The first part of this long hard day was a gentle climb out of the freezing Birthday Waterhole to Stuart’s Pass, a dry riverbed.  From there was a sharp 300m climb up a burnt hillside to a rocky pass followed by a 100m descent into a short valley to a place called Rocky Cleft and then the 300m climb straight up to the Bluff.

We began the zigzag steep climb meeting some other hikers coming the other way.  We eventually made it to the top and found it to be well worth the climb.  Brinkley’s Bluff was the highest point we’d been on this trip and the vistas in all directions showed that, with the land stretching in every direction for a far as the eye could see.  We took a break and spent time basking in the beauty around us.
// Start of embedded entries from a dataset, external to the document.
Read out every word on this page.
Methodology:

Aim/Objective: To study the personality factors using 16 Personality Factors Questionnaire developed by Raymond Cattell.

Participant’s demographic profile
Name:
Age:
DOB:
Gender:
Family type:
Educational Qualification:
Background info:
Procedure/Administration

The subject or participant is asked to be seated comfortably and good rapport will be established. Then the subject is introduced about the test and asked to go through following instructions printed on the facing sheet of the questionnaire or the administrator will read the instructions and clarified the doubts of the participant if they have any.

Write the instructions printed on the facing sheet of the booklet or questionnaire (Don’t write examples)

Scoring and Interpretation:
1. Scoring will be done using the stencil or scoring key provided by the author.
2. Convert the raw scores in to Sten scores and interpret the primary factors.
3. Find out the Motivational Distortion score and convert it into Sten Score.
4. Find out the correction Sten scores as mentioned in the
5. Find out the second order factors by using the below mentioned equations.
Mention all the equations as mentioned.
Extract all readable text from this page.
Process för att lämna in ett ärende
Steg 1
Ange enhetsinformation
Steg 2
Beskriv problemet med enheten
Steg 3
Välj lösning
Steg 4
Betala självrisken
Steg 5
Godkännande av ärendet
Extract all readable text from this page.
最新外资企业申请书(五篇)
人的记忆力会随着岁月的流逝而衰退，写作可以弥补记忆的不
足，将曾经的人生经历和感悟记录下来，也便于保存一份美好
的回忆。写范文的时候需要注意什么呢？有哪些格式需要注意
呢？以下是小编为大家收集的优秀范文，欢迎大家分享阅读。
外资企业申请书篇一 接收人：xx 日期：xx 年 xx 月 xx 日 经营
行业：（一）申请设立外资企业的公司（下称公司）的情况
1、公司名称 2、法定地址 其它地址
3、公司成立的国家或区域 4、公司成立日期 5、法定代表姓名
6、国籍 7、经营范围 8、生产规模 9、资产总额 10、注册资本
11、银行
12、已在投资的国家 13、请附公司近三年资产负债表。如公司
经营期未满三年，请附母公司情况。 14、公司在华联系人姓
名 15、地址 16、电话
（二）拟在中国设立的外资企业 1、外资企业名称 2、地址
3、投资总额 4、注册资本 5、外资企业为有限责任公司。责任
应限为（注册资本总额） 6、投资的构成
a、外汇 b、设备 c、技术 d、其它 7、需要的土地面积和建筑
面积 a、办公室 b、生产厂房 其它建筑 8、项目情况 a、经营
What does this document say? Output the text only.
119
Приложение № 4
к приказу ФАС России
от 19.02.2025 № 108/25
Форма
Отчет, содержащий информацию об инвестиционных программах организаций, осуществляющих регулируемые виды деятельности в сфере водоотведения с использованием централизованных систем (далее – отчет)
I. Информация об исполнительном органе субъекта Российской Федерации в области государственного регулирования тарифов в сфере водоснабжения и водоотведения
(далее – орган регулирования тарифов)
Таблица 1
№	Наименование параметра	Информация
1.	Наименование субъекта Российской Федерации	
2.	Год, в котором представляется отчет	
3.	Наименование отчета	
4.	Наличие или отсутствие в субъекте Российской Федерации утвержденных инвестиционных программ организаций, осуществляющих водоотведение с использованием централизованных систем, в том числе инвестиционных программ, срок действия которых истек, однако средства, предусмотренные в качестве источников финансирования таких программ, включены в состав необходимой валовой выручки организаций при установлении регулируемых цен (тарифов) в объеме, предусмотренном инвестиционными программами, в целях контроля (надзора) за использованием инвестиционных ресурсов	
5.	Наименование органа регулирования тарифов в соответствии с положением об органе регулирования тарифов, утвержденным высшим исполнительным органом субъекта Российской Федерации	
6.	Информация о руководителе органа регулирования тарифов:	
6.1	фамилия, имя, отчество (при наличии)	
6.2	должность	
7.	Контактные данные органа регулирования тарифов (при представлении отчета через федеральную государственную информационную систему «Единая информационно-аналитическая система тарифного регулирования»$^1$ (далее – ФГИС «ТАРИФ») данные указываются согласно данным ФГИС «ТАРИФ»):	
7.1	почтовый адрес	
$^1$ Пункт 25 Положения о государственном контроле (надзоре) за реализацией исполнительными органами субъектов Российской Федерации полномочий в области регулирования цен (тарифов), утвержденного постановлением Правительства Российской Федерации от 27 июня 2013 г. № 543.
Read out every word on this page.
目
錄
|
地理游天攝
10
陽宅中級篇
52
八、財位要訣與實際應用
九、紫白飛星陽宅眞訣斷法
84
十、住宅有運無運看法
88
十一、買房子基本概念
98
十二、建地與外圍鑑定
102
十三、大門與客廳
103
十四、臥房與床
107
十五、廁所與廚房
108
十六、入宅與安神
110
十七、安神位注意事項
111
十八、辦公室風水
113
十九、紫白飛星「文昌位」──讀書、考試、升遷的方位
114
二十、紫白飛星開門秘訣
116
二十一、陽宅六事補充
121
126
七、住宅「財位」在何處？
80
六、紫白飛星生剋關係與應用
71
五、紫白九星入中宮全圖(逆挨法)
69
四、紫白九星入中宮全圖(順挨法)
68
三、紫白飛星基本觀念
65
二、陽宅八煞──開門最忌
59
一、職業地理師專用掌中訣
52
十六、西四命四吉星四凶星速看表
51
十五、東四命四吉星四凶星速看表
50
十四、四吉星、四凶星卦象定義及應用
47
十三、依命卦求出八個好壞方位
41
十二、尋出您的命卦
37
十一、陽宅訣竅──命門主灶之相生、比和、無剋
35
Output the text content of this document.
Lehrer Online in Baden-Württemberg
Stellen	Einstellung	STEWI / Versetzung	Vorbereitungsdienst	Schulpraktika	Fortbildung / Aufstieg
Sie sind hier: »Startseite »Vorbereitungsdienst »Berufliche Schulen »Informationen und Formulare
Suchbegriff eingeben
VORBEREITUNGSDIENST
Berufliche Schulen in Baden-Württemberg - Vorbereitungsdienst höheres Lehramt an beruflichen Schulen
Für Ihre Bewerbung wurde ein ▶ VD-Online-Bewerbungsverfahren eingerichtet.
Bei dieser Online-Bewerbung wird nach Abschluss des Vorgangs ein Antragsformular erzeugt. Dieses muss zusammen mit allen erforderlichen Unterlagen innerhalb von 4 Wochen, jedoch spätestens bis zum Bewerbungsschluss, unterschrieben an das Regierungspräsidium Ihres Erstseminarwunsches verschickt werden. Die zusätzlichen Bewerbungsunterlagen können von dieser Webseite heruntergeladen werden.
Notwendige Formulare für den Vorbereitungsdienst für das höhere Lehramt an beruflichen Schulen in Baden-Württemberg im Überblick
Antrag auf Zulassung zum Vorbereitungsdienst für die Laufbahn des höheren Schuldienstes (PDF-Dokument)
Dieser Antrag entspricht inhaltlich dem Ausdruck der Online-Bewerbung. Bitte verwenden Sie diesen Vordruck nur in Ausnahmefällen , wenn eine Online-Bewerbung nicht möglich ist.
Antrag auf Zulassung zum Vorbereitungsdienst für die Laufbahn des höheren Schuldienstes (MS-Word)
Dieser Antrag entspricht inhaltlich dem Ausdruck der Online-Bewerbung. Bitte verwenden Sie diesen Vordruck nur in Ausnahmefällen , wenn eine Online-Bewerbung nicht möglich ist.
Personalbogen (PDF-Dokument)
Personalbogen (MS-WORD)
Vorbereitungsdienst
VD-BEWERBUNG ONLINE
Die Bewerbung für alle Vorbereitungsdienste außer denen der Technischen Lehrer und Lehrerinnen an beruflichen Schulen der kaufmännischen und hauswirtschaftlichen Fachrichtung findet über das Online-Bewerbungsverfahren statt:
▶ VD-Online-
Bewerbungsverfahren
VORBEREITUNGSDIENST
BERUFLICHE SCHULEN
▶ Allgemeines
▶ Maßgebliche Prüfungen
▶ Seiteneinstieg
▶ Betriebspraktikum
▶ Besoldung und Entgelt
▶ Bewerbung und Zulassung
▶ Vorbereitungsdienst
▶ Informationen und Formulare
The descent was far easier than the climb, an up down walk from ridge to ridge, some steep, others easy.  Sometimes the hill sides had been devastated by fire; other times the grassy hillside had been left untouched.
We climbed to Reveal Saddle and began a gradual 250m descent over 5km to end the walk along a rocky creek bed and finally a road to Standley Chasm, a commercial sightseeing location.  We pitched our tent, were allowed a shower by the kind aboriginal man, then bought meat pies and soft drinks before collapsing exhausted into the tent before dark.

Day 13 – Standley Chasm Rest Day

We slept for 12 hours!

On rising we had a leisurely breakfast without the pressure to break camp or pack.  This was also the location of a food drop, so we also enjoyed the treats we had set aside earlier.

At lunchtime we checked out the chasm, a gap where two red cliff faces meet, the sun at noon caused shadows to dance in certain ways and the redness to shine.  However, it was also filled with tourists.
We sat for the rest of the day relaxing and reading in the shade.  At one stage a hiker came in to collect his food drop but he was not planning to complete the walk.  I sparked up a conversation with him and while discussing the walk he offered me pickings of his food drop as he wasn’t going to be needing it.  I’ve found hikers are generally very generous and helpful people.  I accepted and happily took some fresh oranges, carrots, a fruit cup and some chocolate from him.  Fresh fruit!  A godsend!

After a relaxing day, we made preparations for the final section.  Four days to Alice Springs.